The challenge of achieving high accuracy with text-to-SQL in enterprise environments reflects a broader issue in enterprise AI deployments: the complexity and inconsistency of enterprise data schemas make it difficult for LLMs to generate reliable SQL queries. Cisco's approach of using semantic layers and avoiding complex SQL operations demonstrates a pragmatic approach to working within current LLM limitations.
Context management across agents represents another significant technical challenge. While the Model Context Protocol (MCP) provides some capabilities for context sharing, the speaker describes it as "Swiss cheese" with significant gaps. Cisco has contributed to an open-source initiative called "Agency" that proposes a more comprehensive architecture for agent-to-agent communication, including concepts like agent directories and authentication mechanisms analogous to DNS servers for internet communication.
## Organizational and Process Considerations
The implementation required significant organizational changes beyond the technical deployment. Cisco emphasizes the importance of engaging with subject matter experts and end users before development rather than after, ensuring that the AI solutions actually address real user needs rather than being technically impressive but practically irrelevant. This user-centric approach involved working closely with renewal specialists, adoption teams, and support engineers to understand their specific questions and workflows.
The speaker advocates for having separate teams focused on experimentation versus production, recognizing that these functions require different metrics, risk tolerances, and operational approaches. Experimentation teams need the freedom to fail fast and try novel approaches, while production teams must focus on reliability, performance, and business outcomes. This organizational separation helps ensure that innovation continues while maintaining production system stability.

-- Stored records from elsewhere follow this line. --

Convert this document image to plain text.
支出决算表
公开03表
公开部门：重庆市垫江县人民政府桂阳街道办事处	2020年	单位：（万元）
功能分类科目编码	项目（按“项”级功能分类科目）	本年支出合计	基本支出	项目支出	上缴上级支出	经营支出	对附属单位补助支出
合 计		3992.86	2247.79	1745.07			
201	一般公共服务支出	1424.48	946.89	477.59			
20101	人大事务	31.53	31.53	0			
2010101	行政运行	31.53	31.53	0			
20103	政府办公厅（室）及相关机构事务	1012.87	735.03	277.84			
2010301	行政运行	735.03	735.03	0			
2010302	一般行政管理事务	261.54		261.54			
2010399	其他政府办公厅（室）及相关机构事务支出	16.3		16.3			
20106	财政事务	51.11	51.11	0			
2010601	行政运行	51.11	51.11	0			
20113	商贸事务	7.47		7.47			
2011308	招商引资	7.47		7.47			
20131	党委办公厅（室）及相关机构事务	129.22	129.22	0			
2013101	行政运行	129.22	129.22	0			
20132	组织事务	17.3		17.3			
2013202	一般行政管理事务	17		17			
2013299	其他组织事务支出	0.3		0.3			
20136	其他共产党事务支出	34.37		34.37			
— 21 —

The presentation also highlights the importance of defining success metrics before selecting tools or technologies. This disciplined approach helps teams focus on business outcomes rather than getting caught up in the latest technological trends. The speaker notes that many organizations start with 400+ potential AI use cases but only find 5 that actually contribute meaningful business value, emphasizing the importance of rigorous prioritization.

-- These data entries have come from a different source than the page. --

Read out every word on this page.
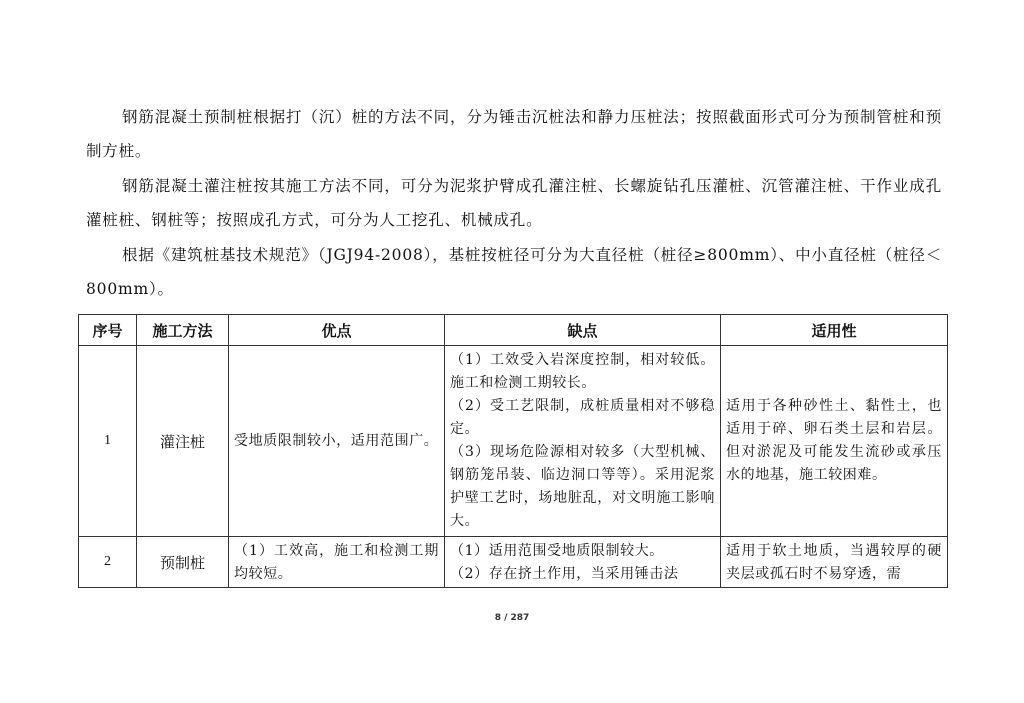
钢筋混凝土预制桩根据打（沉）桩的方法不同，分为锤击沉桩法和静力压桩法；按照截面形式可分为预制管桩和预制方桩。

钢筋混凝土灌注桩按其施工方法不同，可分为泥浆护臂成孔灌注桩、长螺旋钻孔压灌桩、沉管灌注桩、干作业成孔灌桩桩、钢桩等；按照成孔方式，可分为人工挖孔、机械成孔。

根据《建筑桩基技术规范》（JGJ94-2008），基桩按桩径可分为大直径桩（桩径≥800mm）、中小直径桩（桩径＜800mm）。

序号	施工方法	优点	缺点	适用性
1	灌注桩	受地质限制较小，适用范围广。	（1）工效受入岩深度控制，相对较低。施工和检测工期较长。
（2）受工艺限制，成桩质量相对不够稳定。
（3）现场危险源相对较多（大型机械、钢筋笼吊装、临边洞口等等）。采用泥浆护壁工艺时，场地脏乱，对文明施工影响大。	适用于各种砂性土、黏性土，也适用于碎、卵石类土层和岩层。但对淤泥及可能发生流砂或承压水的地基，施工较困难。
2	预制桩	（1）工效高，施工和检测工期均较短。	（1）适用范围受地质限制较大。
（2）存在挤土作用，当采用锤击法	适用于软土地质，当遇较厚的硬夹层或孤石时不易穿透，需
8 / 287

## Future Directions and Industry Impact
Cisco's work represents a significant contribution to the broader understanding of how to deploy LLMs effectively in enterprise environments. Their open-source contributions through the Agency initiative and their collaboration with LangChain demonstrate a commitment to advancing the entire industry rather than just their own capabilities. The architectural patterns they've developed for multi-agent systems, hybrid ML/LLM integration, and flexible deployment models provide valuable blueprints for other enterprises.
The scale of their deployment – supporting 20,000 users across multiple complex workflows – provides confidence that agentic AI systems can work reliably in large enterprise environments. Their achievement of 95% accuracy levels and significant operational improvements demonstrates that the technology has matured beyond experimental applications to deliver real business value.
However, the presentation also highlights ongoing challenges in the field, particularly around SQL integration, context management, and the need for better standardization in agent-to-agent communication protocols. These challenges suggest areas where the broader AI industry needs continued development to fully realize the potential of enterprise AI deployments.